Internally, the chapel followed in the medieval Oxford tradition. It was partitioned with a screen to create a vestibule at one end, the so-called ante-chapel. Running along the sides of the building and returning against this screen are stalls for the members of the college. At the opposite end of the interior is the communion table (explicitly described in the engravings as an ‘altar’), which is enclosed by a rail and set against a framing reredos. To either side of the altar are two wooden cubicles, one enclosing the founder’s alabaster tomb and the other a private pew for the President’s wife. Bathurst had been widowed in 1690, but his wife had claimed a similar seat at Wells, the chantry chapel of Bishop Bekyngton.
Work to the revised joinery of the chapel must have been underway from 1692 and clearly involved numerous different specialists (almost certainly including Grinling Gibbons), many of them working from London. The whole was assembled, however, under the direction of the Oxford joiner Arthur Frogley. On November 9, 1693, probably at the moment of its instalment, he signed a contract agreeing to maintain the furnishings for the next ten years.
On the same day Peisley likewise contracted to lay a marble floor ‘according to the printed design’. After the consecration ceremony, on May 24, 1694, Frogley received the final payment for the enormous sum of £1,140 owed to him for the chapel work.

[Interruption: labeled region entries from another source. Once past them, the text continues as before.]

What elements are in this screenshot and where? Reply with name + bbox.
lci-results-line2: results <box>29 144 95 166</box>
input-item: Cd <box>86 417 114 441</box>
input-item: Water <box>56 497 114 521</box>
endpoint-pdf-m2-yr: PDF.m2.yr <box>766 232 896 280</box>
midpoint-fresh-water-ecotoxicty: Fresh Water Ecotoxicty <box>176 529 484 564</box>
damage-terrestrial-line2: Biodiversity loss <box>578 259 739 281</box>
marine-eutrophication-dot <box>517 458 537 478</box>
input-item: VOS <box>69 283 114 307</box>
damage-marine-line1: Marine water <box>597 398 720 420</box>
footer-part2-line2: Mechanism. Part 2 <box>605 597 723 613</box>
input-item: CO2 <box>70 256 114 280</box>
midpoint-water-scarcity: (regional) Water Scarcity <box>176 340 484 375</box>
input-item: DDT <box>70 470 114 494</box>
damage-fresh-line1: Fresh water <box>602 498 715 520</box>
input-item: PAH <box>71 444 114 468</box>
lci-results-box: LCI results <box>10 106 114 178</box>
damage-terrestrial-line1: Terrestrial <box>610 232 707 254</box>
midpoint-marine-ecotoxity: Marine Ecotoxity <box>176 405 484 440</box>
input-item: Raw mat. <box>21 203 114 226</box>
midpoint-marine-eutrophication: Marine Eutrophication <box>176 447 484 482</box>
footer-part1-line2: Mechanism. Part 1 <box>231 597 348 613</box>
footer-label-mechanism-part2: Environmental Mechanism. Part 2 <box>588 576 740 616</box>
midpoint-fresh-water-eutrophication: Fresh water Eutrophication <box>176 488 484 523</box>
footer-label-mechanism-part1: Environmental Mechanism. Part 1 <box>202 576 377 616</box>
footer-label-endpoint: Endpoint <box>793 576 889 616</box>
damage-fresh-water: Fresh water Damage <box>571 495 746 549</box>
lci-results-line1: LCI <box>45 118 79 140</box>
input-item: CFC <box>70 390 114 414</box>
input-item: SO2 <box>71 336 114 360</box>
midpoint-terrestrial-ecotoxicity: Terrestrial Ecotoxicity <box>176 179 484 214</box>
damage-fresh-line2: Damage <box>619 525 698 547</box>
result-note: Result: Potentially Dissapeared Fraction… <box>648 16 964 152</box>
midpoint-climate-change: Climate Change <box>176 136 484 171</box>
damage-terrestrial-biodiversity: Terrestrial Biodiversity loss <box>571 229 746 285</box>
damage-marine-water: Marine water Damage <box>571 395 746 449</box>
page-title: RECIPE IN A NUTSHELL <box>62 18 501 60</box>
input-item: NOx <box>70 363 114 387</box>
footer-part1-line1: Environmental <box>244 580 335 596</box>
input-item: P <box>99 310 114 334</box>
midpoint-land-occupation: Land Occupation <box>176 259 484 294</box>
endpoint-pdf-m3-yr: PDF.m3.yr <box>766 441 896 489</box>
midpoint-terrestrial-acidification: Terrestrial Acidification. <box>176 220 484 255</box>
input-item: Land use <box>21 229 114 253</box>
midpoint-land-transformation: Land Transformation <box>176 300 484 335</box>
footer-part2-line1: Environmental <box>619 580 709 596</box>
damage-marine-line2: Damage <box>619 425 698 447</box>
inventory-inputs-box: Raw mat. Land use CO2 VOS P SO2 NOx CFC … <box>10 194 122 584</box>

In the three centuries since its completion, wear and tear, cumulative repairs and redecoration have gradually compromised the appearance of Bathurst’s chapel. When a thorough survey of the building in 2010 identified the need for widespread emergency repairs, therefore, it was proposed – where appropriate – to return the chapel and its fittings to their 17th century appearance. This ambitious project has been overseen by the chapel surveyor Martin Hall and the college buildings’ manager Steve Griffiths.
Perhaps the most striking change to the interior has been the conservation of the fittings by Alan Lamb of Swan Farm Studios, Northamptonshire. These have been cleaned of later paint and colouring, returning the original finish of plant resin varnish that was so important to the interior aesthetic. Of particular note is the work to reredos and the screen, including repairs to the exquisite limewood sculpture on the reredos and the repair of sculpture in Bermudan cedar. An old supply of this rare wood, now unavailable, was generously made available by a donor. Griffiths undertook structural repair to the stalls.

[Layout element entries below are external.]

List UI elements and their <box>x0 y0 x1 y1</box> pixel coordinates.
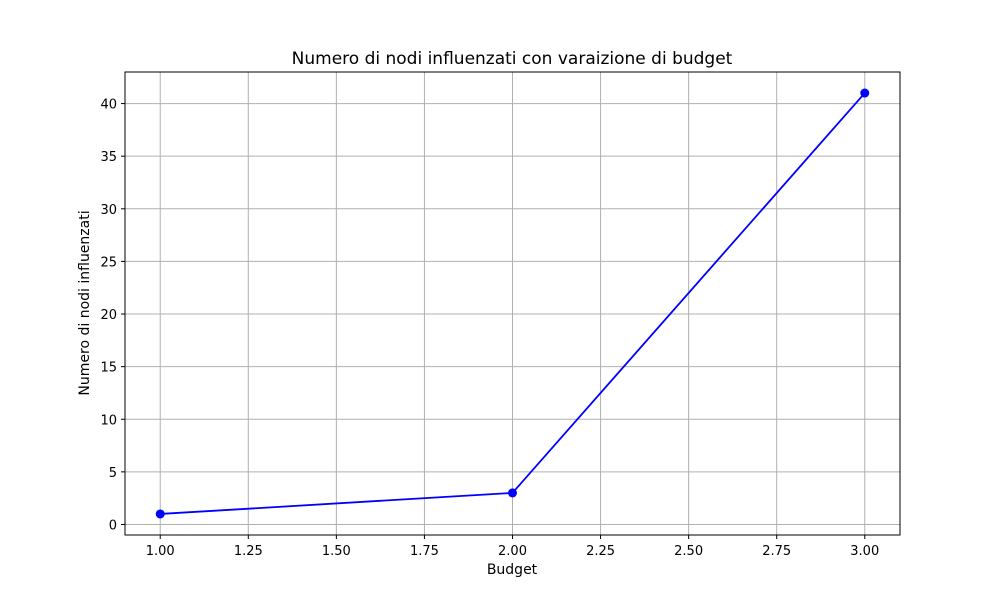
x-tick-label: 1.25 <box>234 544 263 559</box>
chart-title: Numero di nodi influenzati con varaizion… <box>292 49 733 69</box>
y-axis-ticks: 0 5 10 15 20 25 30 35 40 <box>100 98 125 533</box>
y-tick-label: 30 <box>100 203 117 218</box>
y-tick-label: 0 <box>109 518 117 533</box>
x-tick-label: 2.50 <box>674 544 703 559</box>
grid-lines <box>125 72 900 535</box>
y-tick-label: 25 <box>100 255 117 270</box>
x-tick-label: 1.50 <box>322 544 351 559</box>
x-axis-label: Budget <box>487 562 538 578</box>
x-tick-label: 3.00 <box>850 544 879 559</box>
x-axis-ticks: 1.00 1.25 1.50 1.75 2.00 2.25 2.50 2.75 3.00 <box>146 535 879 559</box>
x-tick-label: 2.75 <box>762 544 791 559</box>
data-point <box>860 88 870 98</box>
y-axis-label: Numero di nodi influenzati <box>77 210 93 395</box>
data-point <box>508 488 517 498</box>
data-point <box>155 509 165 519</box>
x-tick-label: 1.00 <box>146 544 175 559</box>
y-tick-label: 35 <box>100 150 117 165</box>
x-tick-label: 2.00 <box>498 544 527 559</box>
y-tick-label: 40 <box>100 98 117 113</box>
x-tick-label: 2.25 <box>586 544 615 559</box>
y-tick-label: 15 <box>100 361 117 376</box>
y-tick-label: 5 <box>109 466 117 481</box>
series-layer <box>155 88 870 519</box>
y-tick-label: 20 <box>100 308 117 323</box>
x-tick-label: 1.75 <box>410 544 439 559</box>
y-tick-label: 10 <box>100 413 117 428</box>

Cliveden Conservation repaired the plasterwork, which has been repainted with distemper according to the colours identified by paint scrapes. Such was the fragility of Berchet’s ceiling paintings, assessed by Catherine Hassall, that these simply underwent a surface clean. Similarly, the 19th-century stained glass of the chapel has been cleaned and one window, removed in 1940, restored to its former position. The 1965 organ by Harrison & Harrison, with a case designed by Stephen Dykes Bower, has been restored by Peter Collins Ltd and F. H. Browne and new lighting has been designed by Sutton Vane Associates.
Bathurst died in 1704, 10 years after the consecration of the chapel. The diarist John Evelyn, noted that he was ‘the oldest acquaintance now left me in all the world, at 86 years age, both start blind, deafe and memory lost’. In his will he asked for burial at Garsington outside Oxford, but in the event he was laid to rest in the antechapel at Trinity. An inscription and armorial form a modest grave marker, but the building itself—now restored to a condition that he would recognise – is really his memorial.